I'll be maintaining foo_pd at https://github.com/myQwil/foo_pd where you can also find the latest builds
Cool object. This is a late response but I was checking out your code and wound up making a bunch of changes to it to address 3 bugs I found:
- 1 - [n! ] doesn't instantiate on its own. it needs a prior instantiation of [factorial] to load. Normally to fix that, what you'd do is make a copy of the binary and rename it to n!.pd_darwin, but there still needs to be a setup function with the object's name in it, or a function that's just called "setup", which you should probably try to avoid just because it's not very self-documenting.
- 2 - It doesn't successfully find the help file. Pd automatically adds "-help" or "-help.pd" on its own. It also automatically creates a help file reference. The sethelpsymbol function is pretty much only good for when you have multiple objects of different classes that need to refer to a common help file.
- 3 - It freezes and sometimes crashes pd if it's fed a really big number, because it'll start looping endlessly..
Performs binop arithmetic with 2 hot (active) inlets, which means that the usage of either inlet will trigger an output. Some of the objects require the hexloader library to load properly.
The naming convention is a # symbol, followed by the expression.
examples: [#+ ] [#- ] [#== ] [#!= ] [#&& ] [#|| ] etc.
The collection is based on the binop objects found in x_arithmetic.c. This includes:
binops 1: +, -, *, /, pow, max, min
binops 2: ==, !=, >, <, >=, <=
binops 3: &, |, &&, ||, <<, >>, %, mod, div
Performs binop arithmetic with the inlets having switched roles. Some objects require the hexloader library.
The naming convention is an @ symbol, followed by the expression.
examples: [@- ] [@/ ] [@pow ] [@<< ] etc.
The collection consists of binop objects where the swapping of inlets would have a noticeable difference in results. These include:
-, /, pow, <<, >>, %, mod, div
Consists of two bitwise objects to perform bitwise negation [!~ ] and XOR ([^ ] and [#^ ]).

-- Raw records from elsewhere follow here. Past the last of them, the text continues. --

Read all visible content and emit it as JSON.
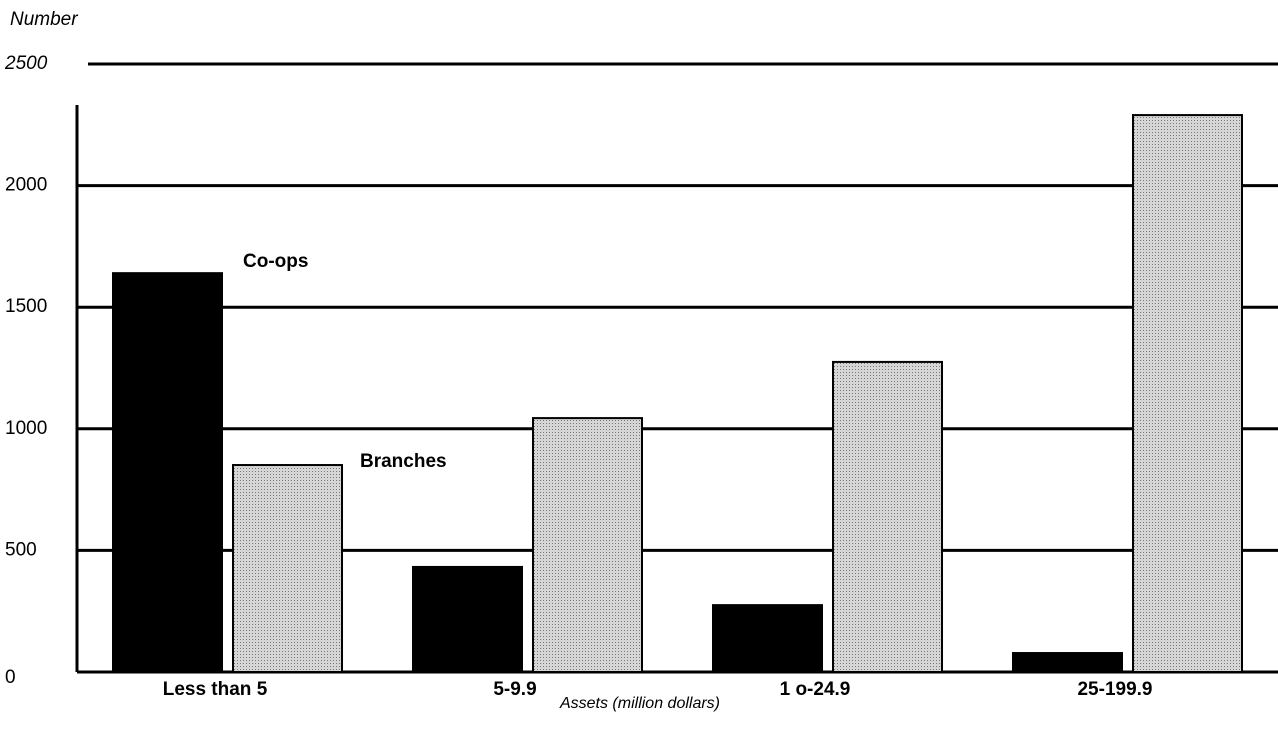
{
  "chart_data": {
    "type": "bar",
    "y_label": "Number",
    "x_label": "Assets (million dollars)",
    "categories": [
      "Less than 5",
      "5-9.9",
      "1 o-24.9",
      "25-199.9"
    ],
    "series": [
      {
        "name": "Co-ops",
        "color": "#000000",
        "values": [
          1640,
          432,
          275,
          78
        ]
      },
      {
        "name": "Branches",
        "color": "#d6d6d6",
        "values": [
          851,
          1044,
          1275,
          2290
        ]
      }
    ],
    "ylim": [
      0,
      2500
    ],
    "yticks": [
      0,
      500,
      1000,
      1500,
      2000,
      2500
    ],
    "grid": true
  }
}
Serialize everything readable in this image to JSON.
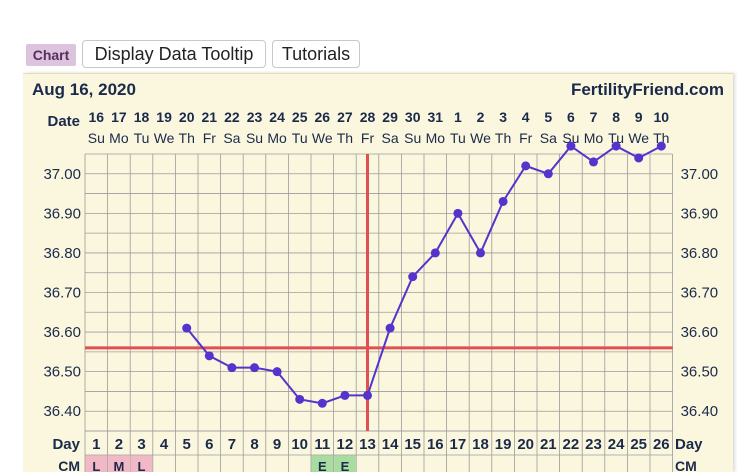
{
  "toolbar": {
    "chart_tab": "Chart",
    "tooltip_button": "Display Data Tooltip",
    "tutorials_button": "Tutorials"
  },
  "header": {
    "date": "Aug 16, 2020",
    "site": "FertilityFriend.com"
  },
  "colors": {
    "tab_bg": "#dcc4de",
    "panel_bg": "#fbf6de",
    "grid": "#9c9c9c",
    "temp_line": "#5533cc",
    "coverline": "#e05050",
    "ovulation_line": "#e05050",
    "cm_pink": "#f2b8c6",
    "cm_green": "#a8dca0"
  },
  "chart_data": {
    "type": "line",
    "row_labels": {
      "date": "Date",
      "day": "Day",
      "cm": "CM"
    },
    "dates": [
      "16",
      "17",
      "18",
      "19",
      "20",
      "21",
      "22",
      "23",
      "24",
      "25",
      "26",
      "27",
      "28",
      "29",
      "30",
      "31",
      "1",
      "2",
      "3",
      "4",
      "5",
      "6",
      "7",
      "8",
      "9",
      "10"
    ],
    "weekdays": [
      "Su",
      "Mo",
      "Tu",
      "We",
      "Th",
      "Fr",
      "Sa",
      "Su",
      "Mo",
      "Tu",
      "We",
      "Th",
      "Fr",
      "Sa",
      "Su",
      "Mo",
      "Tu",
      "We",
      "Th",
      "Fr",
      "Sa",
      "Su",
      "Mo",
      "Tu",
      "We",
      "Th"
    ],
    "days": [
      "1",
      "2",
      "3",
      "4",
      "5",
      "6",
      "7",
      "8",
      "9",
      "10",
      "11",
      "12",
      "13",
      "14",
      "15",
      "16",
      "17",
      "18",
      "19",
      "20",
      "21",
      "22",
      "23",
      "24",
      "25",
      "26"
    ],
    "y_ticks": [
      "37.00",
      "36.90",
      "36.80",
      "36.70",
      "36.60",
      "36.50",
      "36.40"
    ],
    "ylim": [
      36.35,
      37.08
    ],
    "temperatures": [
      {
        "day": 5,
        "temp": 36.61
      },
      {
        "day": 6,
        "temp": 36.54
      },
      {
        "day": 7,
        "temp": 36.51
      },
      {
        "day": 8,
        "temp": 36.51
      },
      {
        "day": 9,
        "temp": 36.5
      },
      {
        "day": 10,
        "temp": 36.43
      },
      {
        "day": 11,
        "temp": 36.42
      },
      {
        "day": 12,
        "temp": 36.44
      },
      {
        "day": 13,
        "temp": 36.44
      },
      {
        "day": 14,
        "temp": 36.61
      },
      {
        "day": 15,
        "temp": 36.74
      },
      {
        "day": 16,
        "temp": 36.8
      },
      {
        "day": 17,
        "temp": 36.9
      },
      {
        "day": 18,
        "temp": 36.8
      },
      {
        "day": 19,
        "temp": 36.93
      },
      {
        "day": 20,
        "temp": 37.02
      },
      {
        "day": 21,
        "temp": 37.0
      },
      {
        "day": 22,
        "temp": 37.07
      },
      {
        "day": 23,
        "temp": 37.03
      },
      {
        "day": 24,
        "temp": 37.07
      },
      {
        "day": 25,
        "temp": 37.04
      },
      {
        "day": 26,
        "temp": 37.07
      }
    ],
    "coverline_temp": 36.56,
    "ovulation_day": 13,
    "cm": [
      {
        "day": 1,
        "value": "L",
        "color": "pink"
      },
      {
        "day": 2,
        "value": "M",
        "color": "pink"
      },
      {
        "day": 3,
        "value": "L",
        "color": "pink"
      },
      {
        "day": 11,
        "value": "E",
        "color": "green"
      },
      {
        "day": 12,
        "value": "E",
        "color": "green"
      }
    ],
    "grid": true
  }
}
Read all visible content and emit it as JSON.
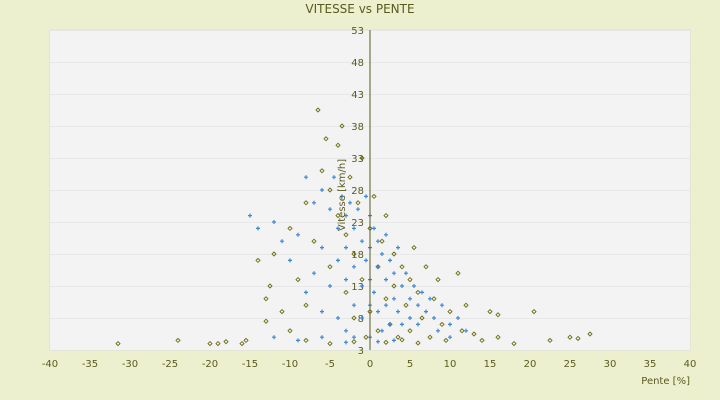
{
  "chart_data": {
    "type": "scatter",
    "title": "VITESSE vs PENTE",
    "xlabel": "Pente [%]",
    "ylabel": "Vitesse [km/h]",
    "xlim": [
      -40,
      40
    ],
    "ylim": [
      3,
      53
    ],
    "xticks": [
      -40,
      -35,
      -30,
      -25,
      -20,
      -15,
      -10,
      -5,
      0,
      5,
      10,
      15,
      20,
      25,
      30,
      35,
      40
    ],
    "yticks": [
      3,
      8,
      13,
      18,
      23,
      28,
      33,
      38,
      43,
      48,
      53
    ],
    "grid": "horizontal alternating bands",
    "legend": "none",
    "series": [
      {
        "color": "#6b6b10",
        "marker": "diamond",
        "points": [
          [
            -31.5,
            4
          ],
          [
            -24,
            4.5
          ],
          [
            -20,
            4
          ],
          [
            -19,
            4
          ],
          [
            -18,
            4.3
          ],
          [
            -16,
            4
          ],
          [
            -15.5,
            4.5
          ],
          [
            -14,
            17
          ],
          [
            -13,
            11
          ],
          [
            -13,
            7.5
          ],
          [
            -12.5,
            13
          ],
          [
            -12,
            18
          ],
          [
            -11,
            9
          ],
          [
            -10,
            22
          ],
          [
            -10,
            6
          ],
          [
            -9,
            14
          ],
          [
            -8,
            26
          ],
          [
            -8,
            10
          ],
          [
            -7,
            20
          ],
          [
            -6.5,
            40.5
          ],
          [
            -6,
            31
          ],
          [
            -5.5,
            36
          ],
          [
            -5,
            28
          ],
          [
            -5,
            16
          ],
          [
            -4,
            35
          ],
          [
            -4,
            24
          ],
          [
            -3.5,
            38
          ],
          [
            -3,
            21
          ],
          [
            -3,
            12
          ],
          [
            -2.5,
            30
          ],
          [
            -2,
            8
          ],
          [
            -2,
            18
          ],
          [
            -1.5,
            26
          ],
          [
            -1,
            33
          ],
          [
            -1,
            14
          ],
          [
            -0.5,
            5
          ],
          [
            0,
            22
          ],
          [
            0,
            9
          ],
          [
            0.5,
            27
          ],
          [
            1,
            16
          ],
          [
            1,
            6
          ],
          [
            1.5,
            20
          ],
          [
            2,
            11
          ],
          [
            2,
            24
          ],
          [
            2.5,
            7
          ],
          [
            3,
            18
          ],
          [
            3,
            13
          ],
          [
            3.5,
            5
          ],
          [
            4,
            16
          ],
          [
            4.5,
            10
          ],
          [
            5,
            14
          ],
          [
            5,
            6
          ],
          [
            5.5,
            19
          ],
          [
            6,
            12
          ],
          [
            6.5,
            8
          ],
          [
            7,
            16
          ],
          [
            7.5,
            5
          ],
          [
            8,
            11
          ],
          [
            8.5,
            14
          ],
          [
            9,
            7
          ],
          [
            9.5,
            4.5
          ],
          [
            10,
            9
          ],
          [
            11,
            15
          ],
          [
            11.5,
            6
          ],
          [
            12,
            10
          ],
          [
            13,
            5.5
          ],
          [
            14,
            4.5
          ],
          [
            15,
            9
          ],
          [
            16,
            8.5
          ],
          [
            16,
            5
          ],
          [
            18,
            4
          ],
          [
            20.5,
            9
          ],
          [
            22.5,
            4.5
          ],
          [
            25,
            5
          ],
          [
            26,
            4.8
          ],
          [
            27.5,
            5.5
          ],
          [
            -8,
            4.5
          ],
          [
            -5,
            4
          ],
          [
            -2,
            4.3
          ],
          [
            2,
            4.2
          ],
          [
            4,
            4.6
          ],
          [
            6,
            4.1
          ]
        ]
      },
      {
        "color": "#3c87d6",
        "marker": "plus",
        "points": [
          [
            -15,
            24
          ],
          [
            -14,
            22
          ],
          [
            -12,
            23
          ],
          [
            -11,
            20
          ],
          [
            -10,
            17
          ],
          [
            -9,
            21
          ],
          [
            -8,
            30
          ],
          [
            -8,
            12
          ],
          [
            -7,
            26
          ],
          [
            -7,
            15
          ],
          [
            -6,
            28
          ],
          [
            -6,
            19
          ],
          [
            -6,
            9
          ],
          [
            -5,
            25
          ],
          [
            -5,
            13
          ],
          [
            -4.5,
            30
          ],
          [
            -4,
            22
          ],
          [
            -4,
            17
          ],
          [
            -4,
            8
          ],
          [
            -3.5,
            27
          ],
          [
            -3,
            24
          ],
          [
            -3,
            19
          ],
          [
            -3,
            14
          ],
          [
            -3,
            6
          ],
          [
            -2.5,
            26
          ],
          [
            -2,
            22
          ],
          [
            -2,
            16
          ],
          [
            -2,
            10
          ],
          [
            -2,
            5
          ],
          [
            -1.5,
            25
          ],
          [
            -1,
            20
          ],
          [
            -1,
            13
          ],
          [
            -1,
            8
          ],
          [
            -0.5,
            27
          ],
          [
            -0.5,
            17
          ],
          [
            0,
            24
          ],
          [
            0,
            19
          ],
          [
            0,
            14
          ],
          [
            0,
            10
          ],
          [
            0,
            5
          ],
          [
            0.5,
            22
          ],
          [
            0.5,
            12
          ],
          [
            1,
            20
          ],
          [
            1,
            16
          ],
          [
            1,
            9
          ],
          [
            1.5,
            18
          ],
          [
            1.5,
            6
          ],
          [
            2,
            21
          ],
          [
            2,
            14
          ],
          [
            2,
            10
          ],
          [
            2.5,
            17
          ],
          [
            2.5,
            7
          ],
          [
            3,
            15
          ],
          [
            3,
            11
          ],
          [
            3.5,
            19
          ],
          [
            3.5,
            9
          ],
          [
            4,
            13
          ],
          [
            4,
            7
          ],
          [
            4.5,
            15
          ],
          [
            5,
            11
          ],
          [
            5,
            8
          ],
          [
            5.5,
            13
          ],
          [
            6,
            10
          ],
          [
            6,
            7
          ],
          [
            6.5,
            12
          ],
          [
            7,
            9
          ],
          [
            7.5,
            11
          ],
          [
            8,
            8
          ],
          [
            8.5,
            6
          ],
          [
            9,
            10
          ],
          [
            10,
            7
          ],
          [
            10,
            5
          ],
          [
            11,
            8
          ],
          [
            12,
            6
          ],
          [
            -12,
            5
          ],
          [
            -9,
            4.5
          ],
          [
            -6,
            5
          ],
          [
            -3,
            4.2
          ],
          [
            1,
            4.3
          ],
          [
            3,
            4.5
          ]
        ]
      }
    ]
  }
}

Bitwise negation has another alias of [~ ] but it will not load unless [!~ ] is loaded first, or if the object is placed in pd/extra/!~ and "!~" is added to your list of libraries.
splits and joins the sign, exponent, and mantissa of a float
accepts bangs and floats
accepts 1 creation argument for assigning the stored value
has 1 extra inlet for assigning the stored value
outputs the sign, exponent, and mantissa of the stored float
accepts bangs and floats (mantissa is assigned the float)
accepts 3 creation arguments for assigning the mantissa, exponent, and sign
has 3 extra inlets for assigning these values
outputs a float by combining these values together
help file included
A number base converter that accepts 1 creation argument to specify which number base to convert to. If nothing is specified, or the number is out of range (1-64), it defaults to 16. The converted number is sent in the form of a symbol type. Much of the code is based on the musl library's vfprintf function.
The symbol array is as follows:
"0123456789abcdef" "ghijkmnopqrstuvw" "xyzACDEFGHJKLMNP" "QRTUVWXYZ?!@#%^&"
Some letters were taken out for looking too similar to numbers or other letters.